Response blocked: Response too long: 201 characters (max: 200)
Partial response received: "Machine learning is a subset of artificial intelligence that enables computers to learn and improve from experience without being explicitly programmed. It uses algori"
Character count: 200

Low example (exceeds limits with streaming)

This example demonstrates streaming behavior when the response limit is exceeded.
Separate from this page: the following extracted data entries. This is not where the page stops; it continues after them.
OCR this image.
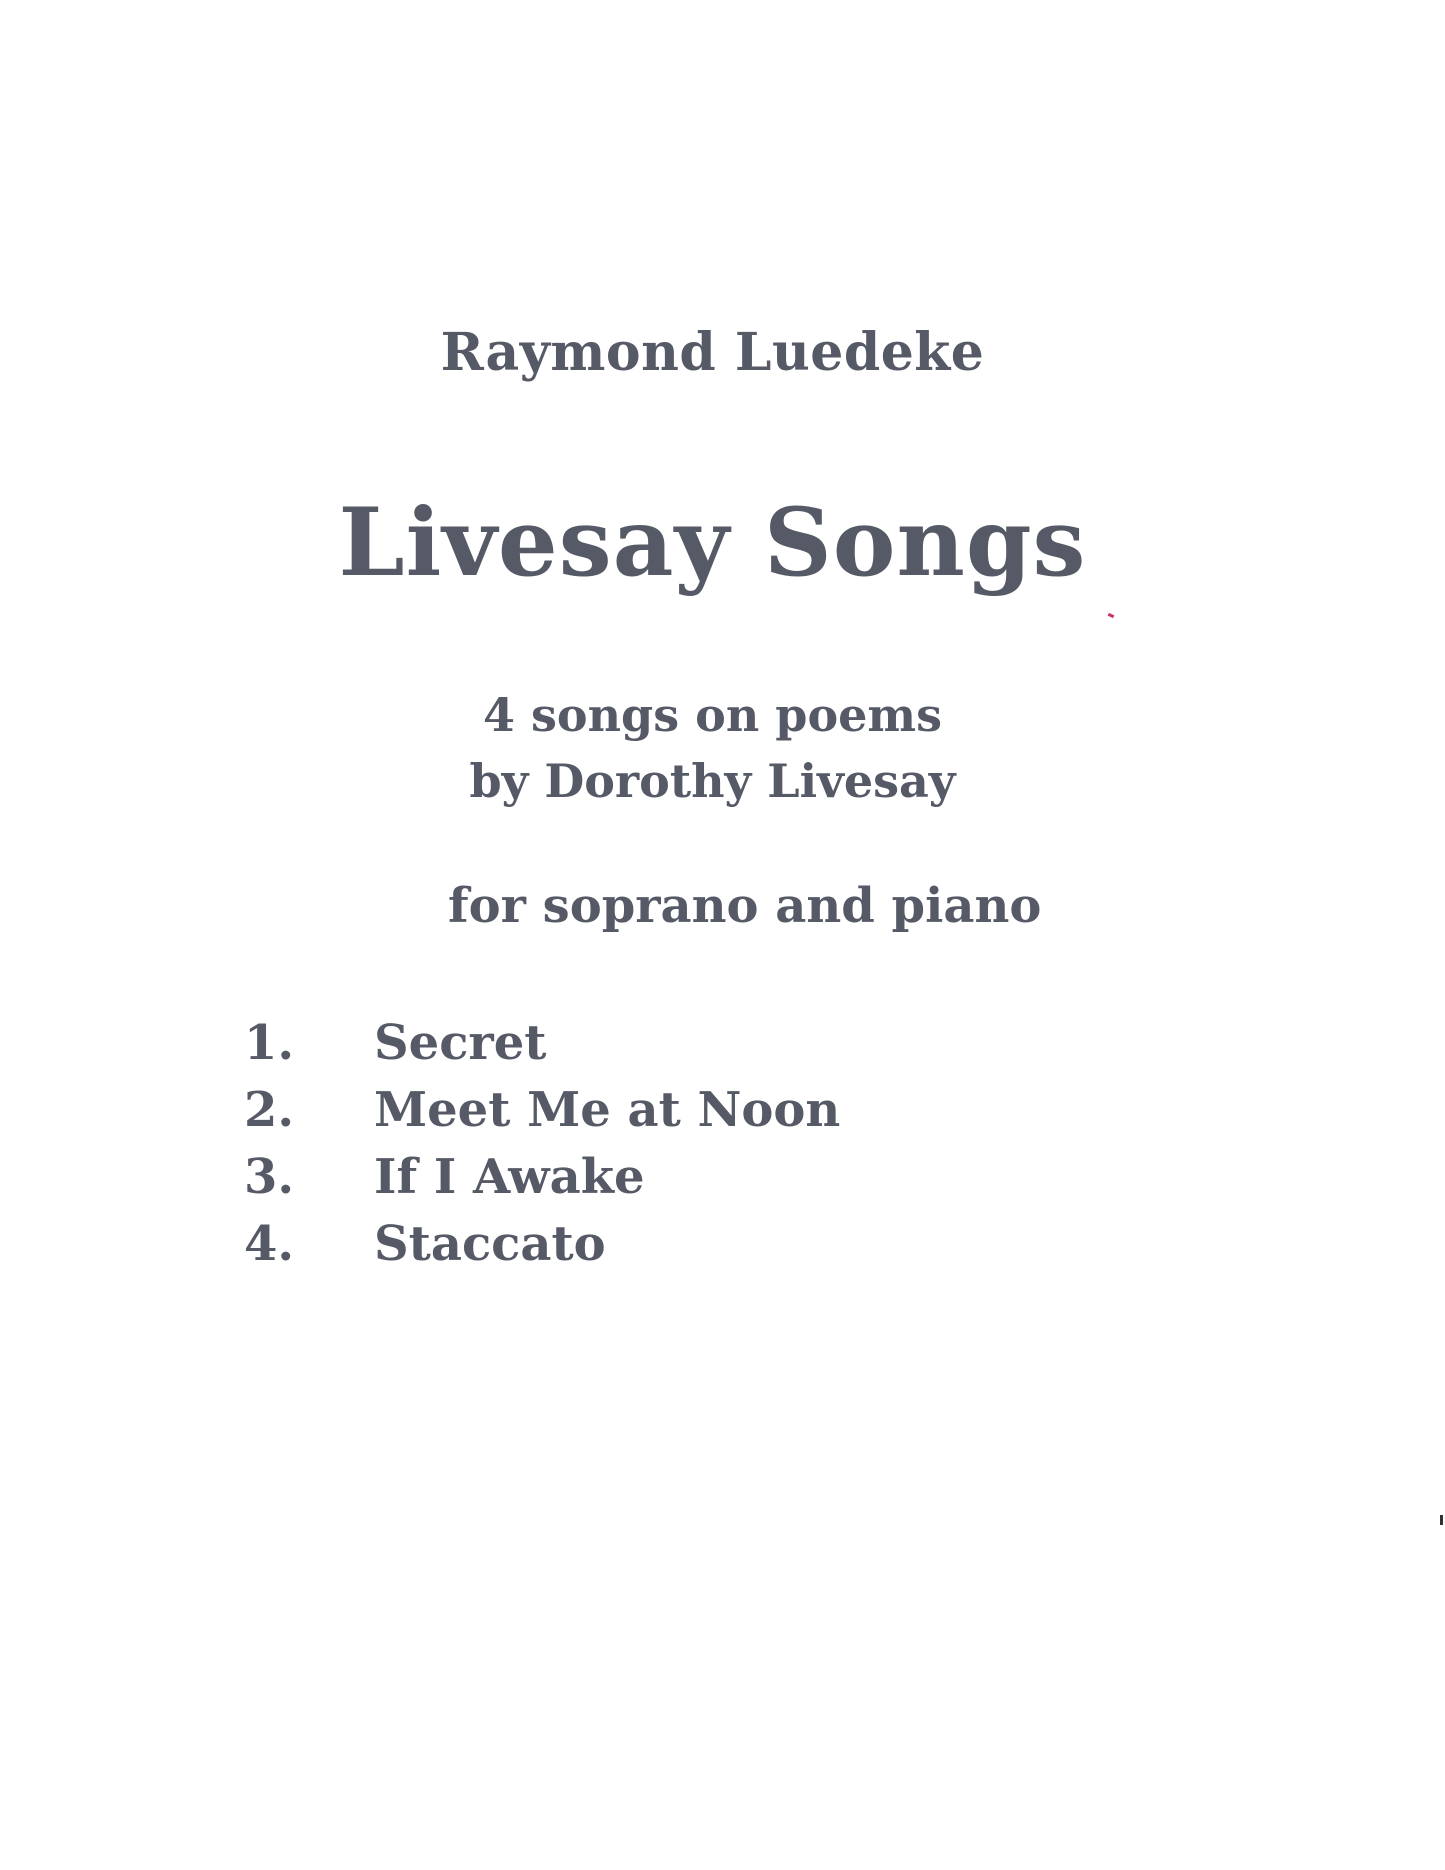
Raymond Luedeke
Livesay Songs
4 songs on poems
by Dorothy Livesay
for soprano and piano
1.	Secret
2.	Meet Me at Noon
3.	If I Awake
4.	Staccato
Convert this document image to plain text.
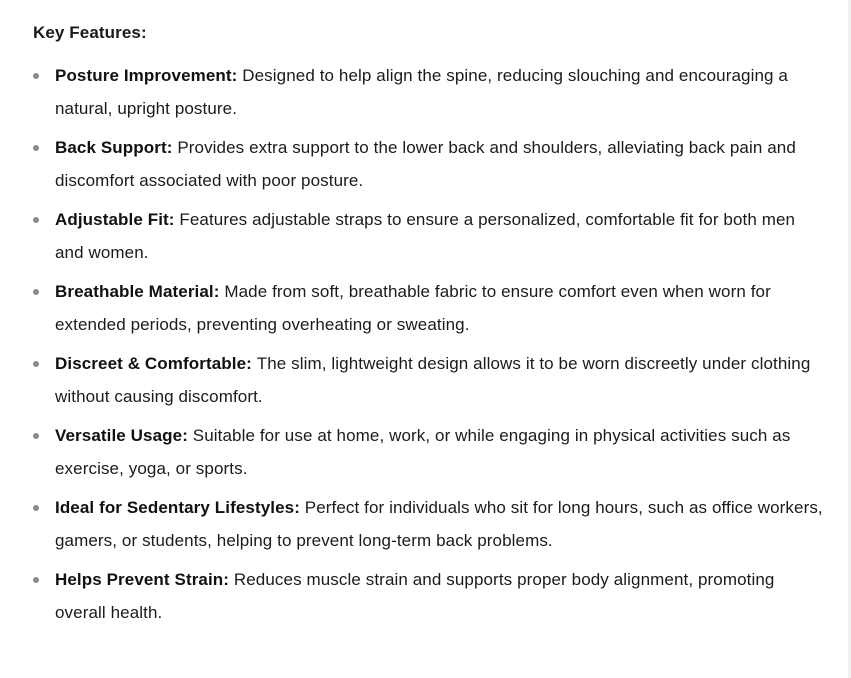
Key Features:
Posture Improvement: Designed to help align the spine, reducing slouching and encouraging a natural, upright posture.
Back Support: Provides extra support to the lower back and shoulders, alleviating back pain and discomfort associated with poor posture.
Adjustable Fit: Features adjustable straps to ensure a personalized, comfortable fit for both men and women.
Breathable Material: Made from soft, breathable fabric to ensure comfort even when worn for extended periods, preventing overheating or sweating.
Discreet & Comfortable: The slim, lightweight design allows it to be worn discreetly under clothing without causing discomfort.
Versatile Usage: Suitable for use at home, work, or while engaging in physical activities such as exercise, yoga, or sports.
Ideal for Sedentary Lifestyles: Perfect for individuals who sit for long hours, such as office workers, gamers, or students, helping to prevent long-term back problems.
Helps Prevent Strain: Reduces muscle strain and supports proper body alignment, promoting overall health.
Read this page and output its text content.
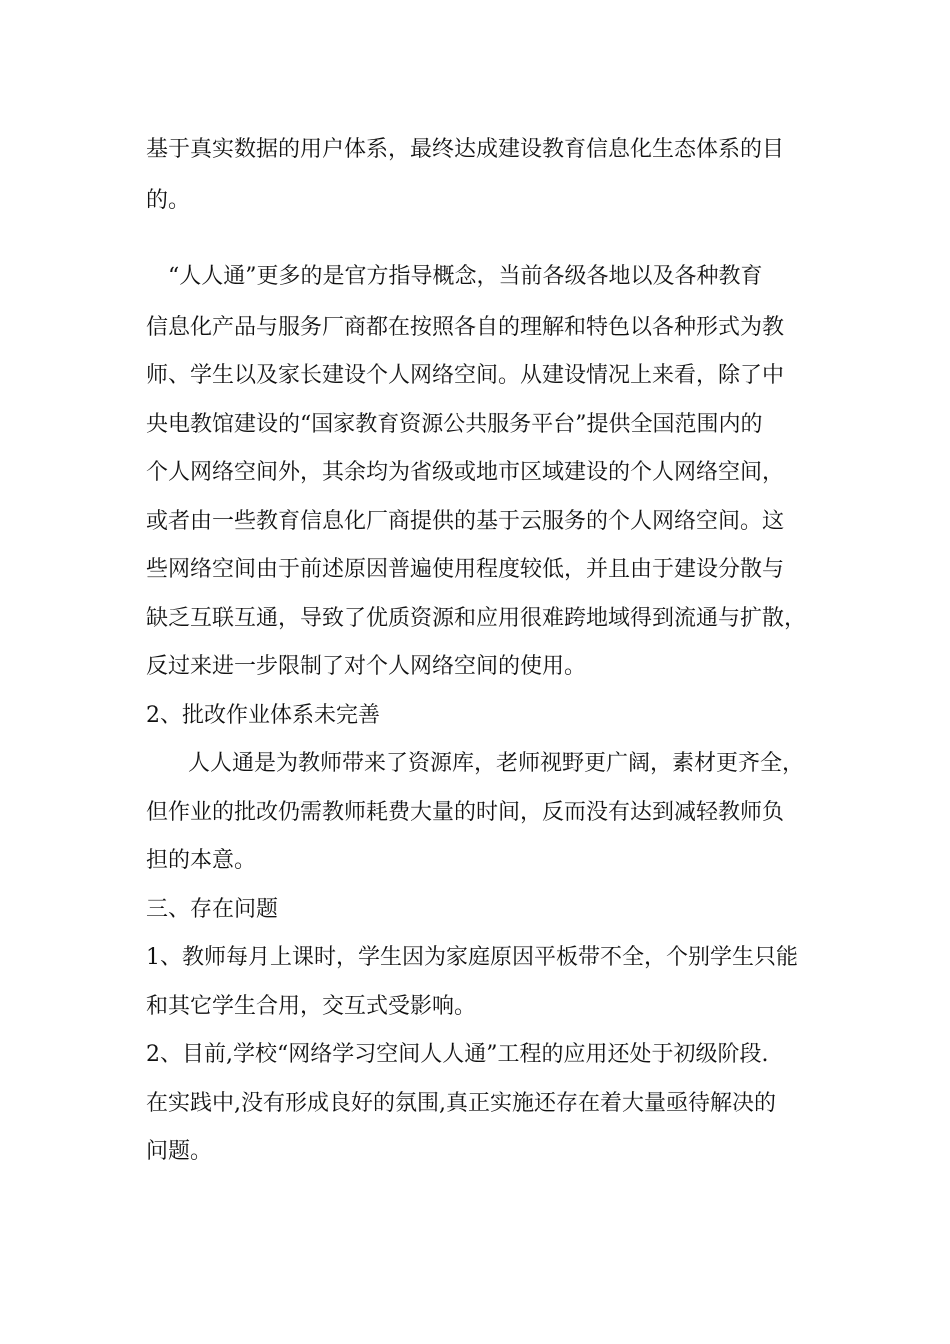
基于真实数据的用户体系，最终达成建设教育信息化生态体系的目
的。
“人人通”更多的是官方指导概念，当前各级各地以及各种教育
信息化产品与服务厂商都在按照各自的理解和特色以各种形式为教
师、学生以及家长建设个人网络空间。从建设情况上来看，除了中
央电教馆建设的“国家教育资源公共服务平台”提供全国范围内的
个人网络空间外，其余均为省级或地市区域建设的个人网络空间，
或者由一些教育信息化厂商提供的基于云服务的个人网络空间。这
些网络空间由于前述原因普遍使用程度较低，并且由于建设分散与
缺乏互联互通，导致了优质资源和应用很难跨地域得到流通与扩散，
反过来进一步限制了对个人网络空间的使用。
2、批改作业体系未完善
人人通是为教师带来了资源库，老师视野更广阔，素材更齐全，
但作业的批改仍需教师耗费大量的时间，反而没有达到减轻教师负
担的本意。
三、存在问题
1、教师每月上课时，学生因为家庭原因平板带不全，个别学生只能
和其它学生合用，交互式受影响。
2、目前,学校“网络学习空间人人通”工程的应用还处于初级阶段.
在实践中,没有形成良好的氛围,真正实施还存在着大量亟待解决的
问题。
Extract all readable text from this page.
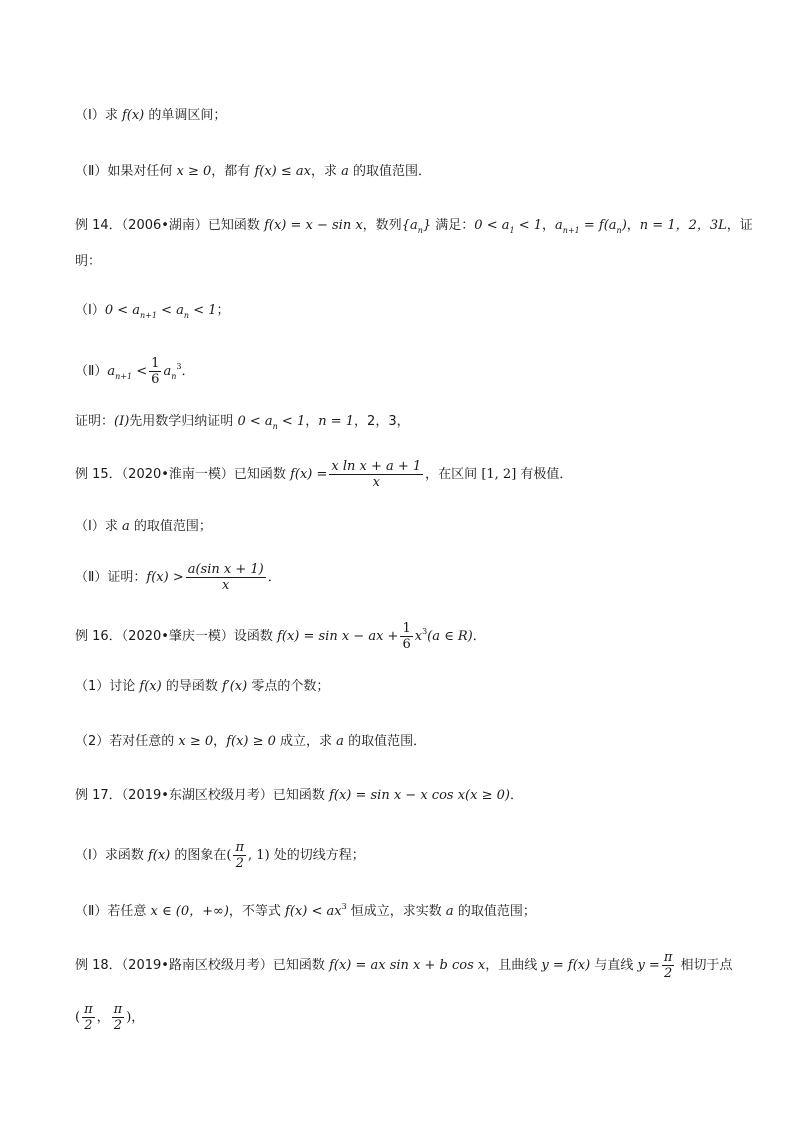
（Ⅰ）求 f(x) 的单调区间；
（Ⅱ）如果对任何 x ≥ 0，都有 f(x) ≤ ax，求 a 的取值范围．
例 14．（2006•湖南）已知函数 f(x) = x − sin x，数列$\{a_n\}$ 满足：$0 < a_1 < 1$，$a_{n+1} = f(a_n)$，n = 1，2，3L，证
明：
（Ⅰ）0 < $a_{n+1} < a_n < 1$；
$(Ⅱ)a_{n+1} < \frac{1}{6} a_n^3$．
证明：(I)先用数学归纳证明 $0 < a_n < 1$，n = 1，2，3，
例 15．（2020•淮南一模）已知函数 $f(x) = \frac{\text{x ln x + a + 1}}{x}$ ，在区间 [1, 2] 有极值．
（Ⅰ）求 a 的取值范围；
（Ⅱ）证明：$f(x) > \frac{\text{a(sin x + 1)}}{x}$ ．
例 16．（2020•肇庆一模）设函数 f(x) = sin x − ax + $\frac{1}{6} x^3(a$ ∈ R)．
（1）讨论 f(x) 的导函数 f′(x) 零点的个数；
（2）若对任意的 x ≥ 0，f(x) ≥ 0 成立，求 a 的取值范围．
例 17．（2019•东湖区校级月考）已知函数 f(x) = sin x − x cos x(x ≥ 0)．
（Ⅰ）求函数 f(x) 的图象在( $\frac{\pi}{2}$ , 1) 处的切线方程；
（Ⅱ）若任意 x ∈ (0，+∞)，不等式 $f(x) < ax^3$ 恒成立，求实数 a 的取值范围；
例 18．（2019•路南区校级月考）已知函数 f(x) = ax sin x + b cos x，且曲线 y = f(x) 与直线 $y = \frac{\pi}{2}$ 相切于点
( $\frac{\pi}{2}$ ， $\frac{\pi}{2}$ )，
src/example-low-response-length.ts


import { Agent } from "@mastra/core/agent";
import { ResponseLengthLimiter } from "./mastra/processors/response-length-limiter";
 
// Reuse same agent but with very strict response limit
export const agent = new Agent({
  name: 'response-limited-agent',
  instructions: 'You are a verbose assistant who provides detailed explanations.',
  model: "openai/gpt-4o",
  outputProcessors: [
    new ResponseLengthLimiter(100), // Very strict 100 character limit
  ],
});
 
const stream = await agent.stream("Write a comprehensive essay about artificial intelligence.");
 
let responseText = "";
let wasBlocked = false;
let blockReason = "";
 
for await (const part of stream.fullStream) {
  if (part.type === 'text-delta') {
    responseText += part.payload.text;
    process.stdout.write(part.payload.text);
  } else if (part.type === 'tripwire') {
    wasBlocked = true;
    blockReason = part.payload.tripwireReason;
    console.log("\n\nStream blocked:", blockReason);
    break;
  }
}
 
if (wasBlocked) {
  console.log("Final response length:", responseText.length);
  console.log("Reason:", blockReason);
}

Low example output

The stream is blocked when the response exceeds the 100-character limit:


Artificial intelligence represents one of the most transformative technologies of our time. It encom
 
Stream blocked: Response too long: 101 characters (max: 100)
Final response length: 100
Reason: Response too long: 101 characters (max: 100)

Understanding the results

When using ResponseLengthLimiter, the processor:

Successful processing

Within limits: Responses under the character limit stream normally to completion
Real-time tracking: Monitors length incrementally as text deltas are generated
State persistence: Maintains cumulative count across all stream parts

Blocked processing

Exceeded limits: Generation stops immediately when limit is reached
Tripwire flag: result.tripwire = true or stream emits tripwire chunk
Partial content: Users receive content generated up to the block point
No exceptions: Check result.tripwire or handle tripwire chunks in streams

Stream behavior

Text-delta counting: Only text content counts toward the limit
Other parts ignored: Non-text parts (like function calls) don’t affect the counter
Immediate termination: No additional content is generated after abort

Configuration options

maxLength: Set the character limit (default: 1000)
Per-agent limits: Different agents can have different response limits
Runtime overrides: Can be overridden per-call if needed

Best practices

Set limits based on your use case (summaries vs. detailed explanations)
Consider user experience when responses are truncated
Combine with input processors for comprehensive length control
Monitor abort rates to adjust limits appropriately
Implement graceful handling of aborted responses in your UI

Use cases

Cost control: Prevent unexpectedly expensive long responses
UI constraints: Ensure responses fit within specific display areas
Quality control: Encourage concise, focused answers
Performance: Reduce latency for applications requiring quick responses
Rate limiting: Control resource usage across multiple concurrent requests

This processor is particularly valuable for applications that need predictable response lengths, whether for cost management, user interface constraints, or maintaining consistent response quality.